25-letni Lorenzo Fortunato, nie mający dotychczas na koncie zawodowego zwycięstwa, zachował najwięcej sił z prowadzącej przez wiele kilometrów grupy uciekinierów. Na mecie, po 14-kilometrowej wspinaczce na szczyt Zoncolan, Fortunato wyprzedził o 26 sekund Słoweńca Jana Tratnika (Bahrain Victorius) i o 59 Włocha Alessandro Coviego (UAE Team Emirates).

Na czwartym miejscu linię mety minął kontratakujący z grupy pościgowej Bernal. Lider wyścigu na finałowym podjeździe zyskał kilkanaście sekund nad Brytyjczykiem Simonem Yatesem (BikeExchange), który jednak awansował na drugie miejsce w klasyfikacji generalnej.

Bardzo długi (205 km), odbywający się w zimnie i deszczu etap z metą na osławionym Zoncolan długo stał pod znakiem akcji kilkunastoosobowej grupki, która uzyskała ponad sześć minut przewagi nad peletonem. Faworyci rezerwowali siły na najtrudniejsze, ostatnie kilometry i główna grupa wolno odrabiała straty do czołówki. Kiedy u stóp finałowego podjazdu uciekinierzy mieli jeszcze pięć minut przewagi, realne stało się zwycięstwo jednego z nich.

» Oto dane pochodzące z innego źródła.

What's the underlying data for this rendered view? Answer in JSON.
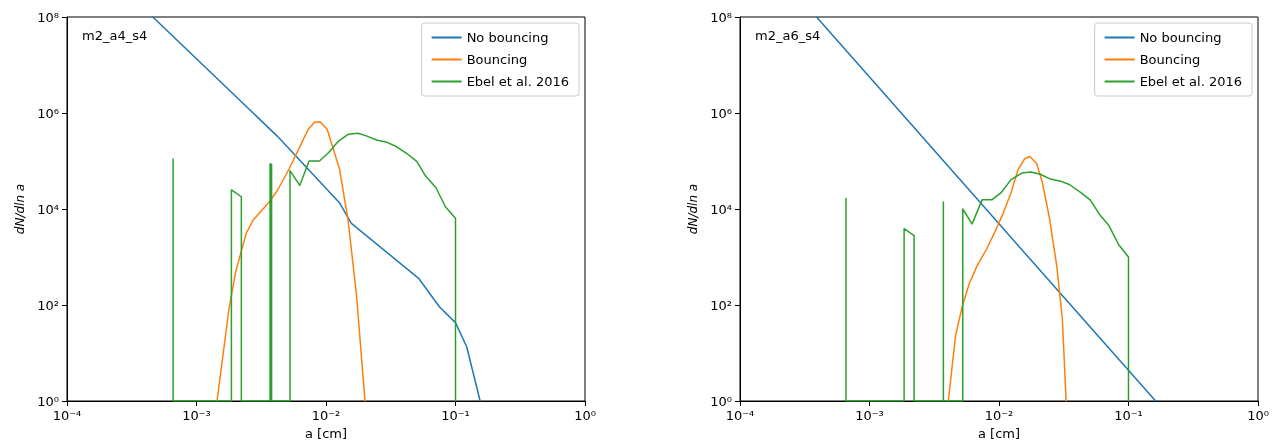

Pierwszy zaatakował Tratnik, który przez kilka kilometrów jechał z przewagą kilkunastu sekund. Słoweńca dogonił jednak Fortunato, który na ostatnich, najtrudniejszych kilometrach (blisko 20-procentowe nachylenie!) odjechał samotnie, zapewniając sobie największy sukces w karierze.

Z grupy pościgowej zaatakował Yates, a jadący w różowej koszulce lidera Bernal nie tylko jako jedyny dotrzymał mu kroku, ale na finałowym kilometrze "poprawił", zostawiając rywala za plecami.

Po sobotnim etapie Kolumbijczyk ma ponad półtorej minuty przewagi nad Yatesem i 1.51 nad Włochem Damiano Caruso (Bahrain Victorius). Na czwarte miejsce spadł dotychczasowy wicelider - Rosjanin Aleksandr Własow (Astana-Premier Tech).

W niedzielę kolarze rywalizować będą na 15. etapie, z Grado do Gorizii (145 km), którego trasa prowadzi częściowo po terytorium Słowenii.